GB Motivation: Extrinsic vs Intrinsic Motivation

A question that I enjoy to ask Gracie Barra students is “What motivates you to train Jiu-Jitsu?”
The answers can be quite varied. Just as Jiu-Jitsu is for everyone – people come from many different walks of life – those different people pursue Jiu-Jitsu for different reasons.
Ask your training partners where they derive their motivation to show up and train several times each week and you might spark an idea that fuels your own motivational fires.
When we speak of human motivation (and in this case motivation for Jiu-Jitsu), motivations can be broadly separated into 2 different types.
External motivation and internal motivation. What is the difference?

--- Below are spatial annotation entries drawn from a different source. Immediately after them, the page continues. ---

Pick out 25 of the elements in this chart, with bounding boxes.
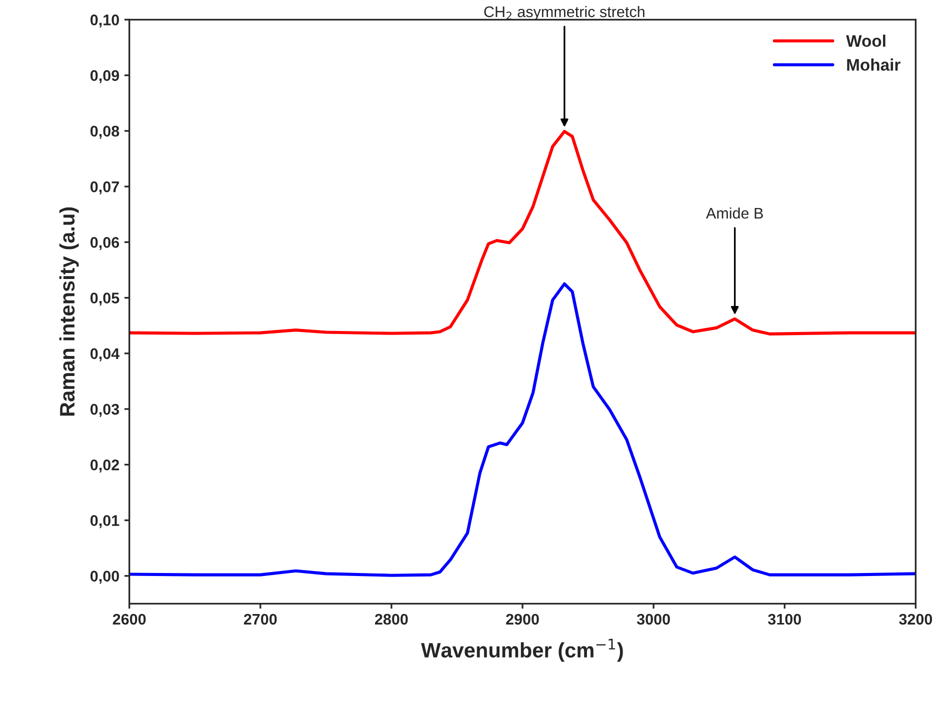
- y-axis-title: Raman intensity (a.u): [59, 207, 79, 416]
- x-tick-label: 2900: [506, 614, 539, 625]
- y-tick-label: 0,03: [90, 404, 120, 417]
- y-tick-label: 0,07: [90, 181, 119, 194]
- legend-label: Wool: [846, 34, 886, 47]
- y-tick-label: 0,00: [90, 570, 119, 584]
- y-tick-label: 0,02: [90, 460, 119, 473]
- x-tick-label: 3200: [899, 614, 932, 625]
- line-series: [129, 130, 916, 336]
- y-tick-label: 0,06: [90, 237, 120, 250]
- x-tick-label: 2800: [374, 614, 408, 625]
- y-tick-label: 0,09: [90, 70, 120, 84]
- y-tick-label: 0,08: [90, 126, 120, 139]
- x-tick-label: 2700: [244, 614, 277, 625]
- y-tick-label: 0,05: [90, 292, 120, 306]
- x-axis-title: Wavenumber (cm$^{−1}$): [421, 638, 623, 662]
- legend-label: Mohair: [847, 58, 900, 71]
- y-tick-label: 0,04: [90, 348, 120, 362]
- x-tick-label: 3100: [768, 614, 801, 625]
- x-tick-label: 2600: [112, 614, 146, 625]
- x-tick-label: 3000: [636, 614, 670, 625]
- y-tick-label: 0,10: [90, 14, 119, 28]
- line-series: [129, 282, 916, 577]
- annotation: Amide B: [706, 207, 763, 219]
- y-tick-label: 0,01: [90, 515, 120, 528]
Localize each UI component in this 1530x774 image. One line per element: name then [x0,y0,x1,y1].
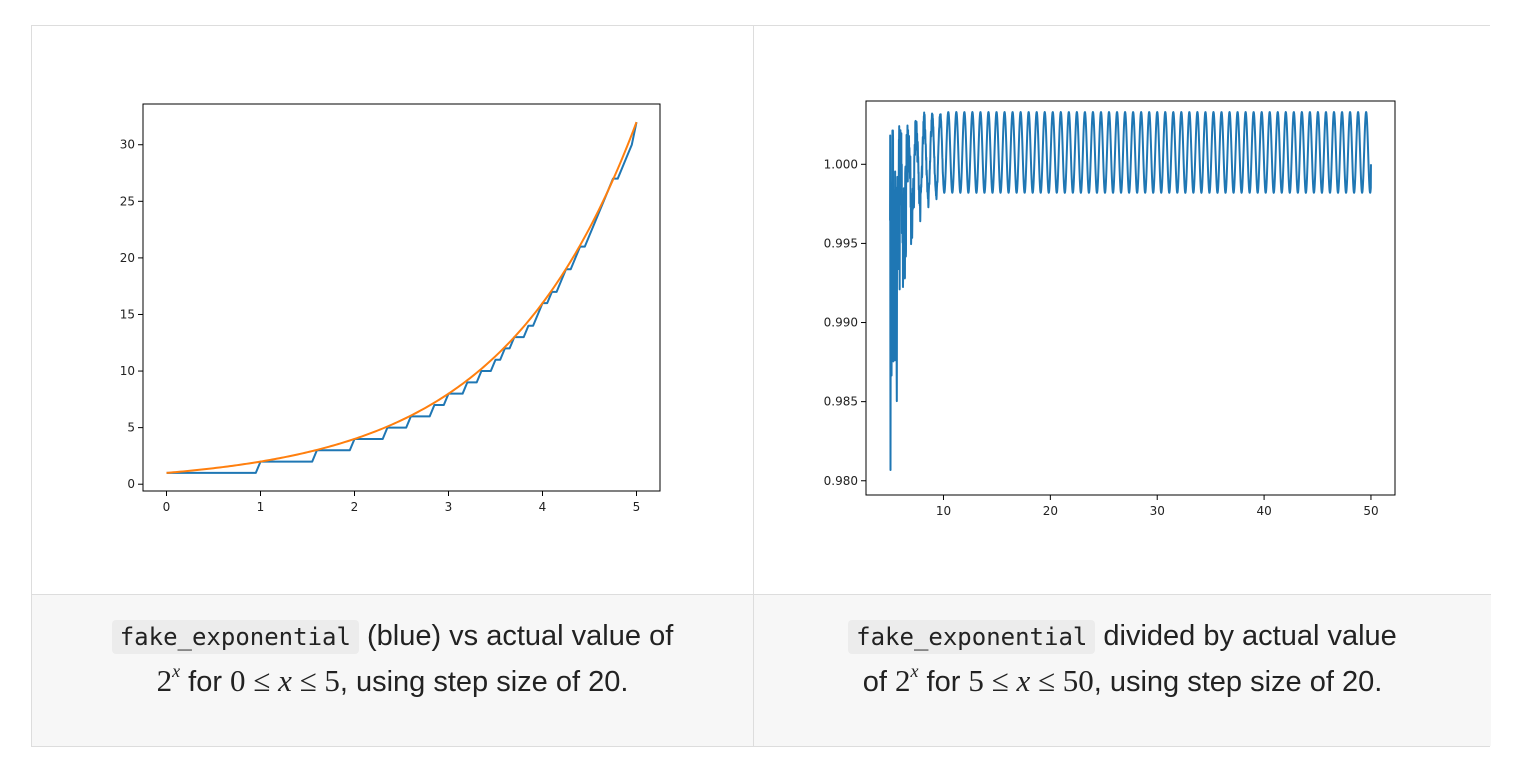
caption-math-base-left: 2 [156,663,173,698]
caption-text-right-a: divided by actual value [1095,620,1397,652]
chart1-x-tick-label-3: 40 [1256,504,1271,518]
caption-code-right: fake_exponential [848,620,1096,654]
caption-math-exp-left: x [172,661,181,681]
caption-var-left: x [278,663,292,698]
left-plot-cell: 0 1 2 3 4 5 0 5 10 15 20 25 30 [32,26,754,594]
right-plot-cell: 10 20 30 40 50 0.980 0.985 0.990 0.995 1.000 [754,26,1491,594]
caption-text-left-c: , using step size of 20. [339,666,629,698]
caption-leq-left-1: ≤ [245,663,279,698]
chart0-y-tick-label-6: 30 [120,138,135,152]
chart1-y-tick-label-4: 1.000 [824,157,858,171]
chart0-series-line-1 [166,121,638,474]
caption-text-right-b: for [918,666,969,698]
caption-math-base-right: 2 [894,663,911,698]
chart0-y-tick-label-3: 15 [120,307,135,321]
chart0-x-tick-label-0: 0 [163,500,171,514]
chart0-x-tick-label-4: 4 [539,500,547,514]
chart1-x-tick-label-0: 10 [936,504,951,518]
chart0-y-tick-label-2: 10 [120,364,135,378]
chart0-axes-frame [142,103,661,492]
chart1-axes-frame [865,100,1396,496]
figure-table: 0 1 2 3 4 5 0 5 10 15 20 25 30 10 20 30 40 50 0.980 0.985 0… [31,25,1491,747]
chart1-x-tick-label-4: 50 [1363,504,1378,518]
chart1-x-tick-label-2: 30 [1150,504,1165,518]
chart0-y-tick-label-5: 25 [120,194,135,208]
chart0-y-tick-label-0: 0 [127,477,135,491]
caption-math-exp-right: x [910,661,919,681]
chart1-y-tick-label-0: 0.980 [824,474,858,488]
caption-text-right-c: , using step size of 20. [1093,666,1383,698]
left-chart: 0 1 2 3 4 5 0 5 10 15 20 25 30 [120,103,661,514]
caption-leq-right-2: ≤ [1030,663,1063,698]
chart0-x-tick-label-1: 1 [257,500,265,514]
caption-code-left: fake_exponential [111,620,359,654]
chart1-y-tick-label-2: 0.990 [824,316,858,330]
caption-text-right-pre: of [862,666,895,698]
caption-var-right: x [1016,663,1031,698]
right-chart: 10 20 30 40 50 0.980 0.985 0.990 0.995 1.000 [824,100,1396,518]
caption-leq-left-2: ≤ [291,663,325,698]
left-caption: fake_exponential (blue) vs actual value … [32,594,754,746]
caption-range-hi-right: 50 [1062,663,1094,698]
caption-text-left-b: for [180,666,231,698]
chart0-x-tick-label-3: 3 [445,500,453,514]
caption-range-lo-right: 5 [968,663,984,698]
chart0-y-tick-label-4: 20 [120,251,135,265]
caption-leq-right-1: ≤ [983,663,1017,698]
chart1-y-tick-label-1: 0.985 [824,395,858,409]
right-caption: fake_exponential divided by actual value… [754,594,1491,746]
chart1-series-line-0 [889,111,1372,471]
chart0-series-line-0 [166,121,638,474]
chart1-x-tick-label-1: 20 [1043,504,1058,518]
chart0-x-tick-label-5: 5 [633,500,641,514]
caption-range-lo-left: 0 [230,663,246,698]
chart0-x-tick-label-2: 2 [351,500,359,514]
chart0-y-tick-label-1: 5 [127,421,135,435]
caption-range-hi-left: 5 [324,663,340,698]
chart1-y-tick-label-3: 0.995 [824,236,858,250]
caption-text-left-a: (blue) vs actual value of [358,620,674,652]
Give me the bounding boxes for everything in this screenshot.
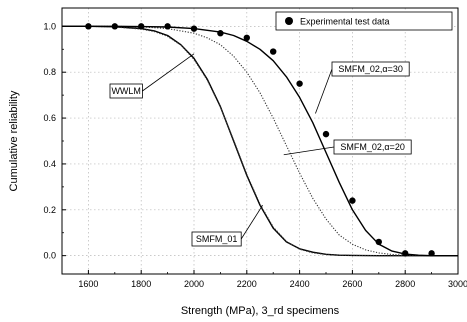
legend-entry-label: Experimental test data <box>300 17 390 27</box>
y-tick-label: 0.6 <box>43 113 56 123</box>
data-point <box>85 23 92 30</box>
x-tick-label: 2200 <box>237 279 257 289</box>
x-tick-label: 1800 <box>131 279 151 289</box>
annotation-leader <box>315 68 333 114</box>
points-layer <box>85 23 435 257</box>
data-point <box>349 197 356 204</box>
y-tick-label: 0.4 <box>43 159 56 169</box>
data-point <box>217 30 224 37</box>
annotation-leader <box>283 146 335 156</box>
data-point <box>111 23 119 30</box>
data-point <box>428 250 435 257</box>
x-tick-label: 3000 <box>448 279 467 289</box>
annotation-leader <box>240 204 263 240</box>
legend: Experimental test data <box>275 11 453 31</box>
annotation-label: SMFM_02,α=20 <box>340 142 404 152</box>
x-tick-label: 2800 <box>395 279 415 289</box>
annotation-box <box>331 61 410 77</box>
legend-box <box>275 11 453 31</box>
data-point <box>296 80 303 87</box>
curves-layer <box>62 25 458 257</box>
data-point <box>322 130 330 138</box>
annotations-layer: WWLM SMFM_02,α=30 SMFM_02,α=20 SMFM_01 <box>109 53 412 247</box>
y-tick-label: 1.0 <box>43 21 56 31</box>
annotation-label: WWLM <box>111 86 141 96</box>
annotation-leader <box>142 53 195 92</box>
data-point <box>402 250 409 257</box>
annotation-box <box>333 139 412 155</box>
data-point <box>270 48 277 55</box>
data-point <box>190 25 198 32</box>
x-tick-label: 2000 <box>184 279 204 289</box>
y-tick-label: 0.8 <box>43 67 56 77</box>
ticks-layer: 1600 1800 2000 2200 2400 2600 2800 3000 0.0 0.2 0.… <box>43 21 467 289</box>
x-tick-label: 2600 <box>342 279 362 289</box>
y-axis-title: Cumulative reliability <box>8 90 20 191</box>
legend-marker <box>285 17 293 25</box>
annotation-label: SMFM_01 <box>196 234 238 244</box>
annotation-label: SMFM_02,α=30 <box>338 64 402 74</box>
data-point <box>243 34 250 42</box>
series-line-smfm-02-alpha-30 <box>62 25 458 257</box>
data-point <box>164 23 171 30</box>
x-axis-title: Strength (MPa), 3_rd specimens <box>181 305 340 317</box>
series-line-smfm-01 <box>62 25 458 257</box>
y-tick-label: 0.2 <box>43 205 56 215</box>
annotation-box <box>109 83 143 99</box>
annotation-box <box>191 231 242 247</box>
data-point <box>375 238 382 246</box>
x-tick-label: 2400 <box>290 279 310 289</box>
x-tick-label: 1600 <box>78 279 98 289</box>
data-point <box>138 23 145 30</box>
series-line-smfm-02-alpha-20 <box>62 25 458 257</box>
y-tick-label: 0.0 <box>43 251 56 261</box>
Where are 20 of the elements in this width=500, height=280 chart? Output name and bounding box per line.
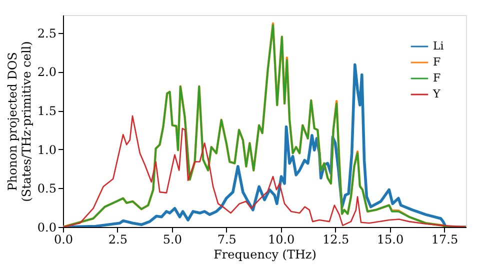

“Extrinsic motivation occurs when we are motivated to perform a behavior or engage in an activity to earn a reward or avoid punishment. In this case, you engage in behavior not because you enjoy it or because you find it satisfying, but in order to get something in return or avoid something unpleasant.”
What are some of the sources of this external motivation for the student of Jiu-Jitsu?
    Peer pressure and encouragement to show up to training sessions by other students in the class
    The goal of achieving the next colored belt or stripe graduation
    The pride of winning a gold medal in a sports bjj competition
    Young people doing Jiu-Jitsu may be looking for approval from their parents and coaches in recognizing their efforts
All of these examples come from external rewards from the student themselves.
While these are all helpful reasons and contribute to our continuing motivation to maintain our discipline to train, many studies have proven that it in fact intrinsic motivation – the other major type of motivation – that is the far stronger motivation for us to pursue and stick to challenging goals – especially over a period of years.
So what is intrinsic motivation?
“Intrinsic motivation involves engaging in a behavior because it is personally rewarding; essentially, performing an activity for its own sake rather than the desire for some external reward. Essentially, the behavior itself is its own reward.”
Some forms of extrinsic motivation for the Jiu-Jitsu student might be:
    The pride and satisfaction of overcoming ones personal limitations and becoming proficient in a new skill
    The joy of sharing the incredible art of Jiu-Jitsu with others who shares a common, positive goal
    Watching your favorite training partners improve alongside your own efforts and enjoying your teammates successes
What does this mean for the Jiu-Jitsu student? It means that those of us that stick to Jiu-Jitsu over a long period are doing it for our own personal reasons and not to please parents, achieve external measures of success (like trophies or belts) or posting photos for ‘likes’ on social media. Those external reasons don’t seem to last over the long haul.
The students that seem to stick around Jiu-Jitsu for a long time have decided that they love Jiu-Jitsu for their own reasons and want to make it part of their lives. They are fueled mostly by internal (and sometimes private) goals that keep them focused over the years it takes to one day be a black belt.
Gracie Barra wants to know: what motivates YOU to train Jiu-Jitsu?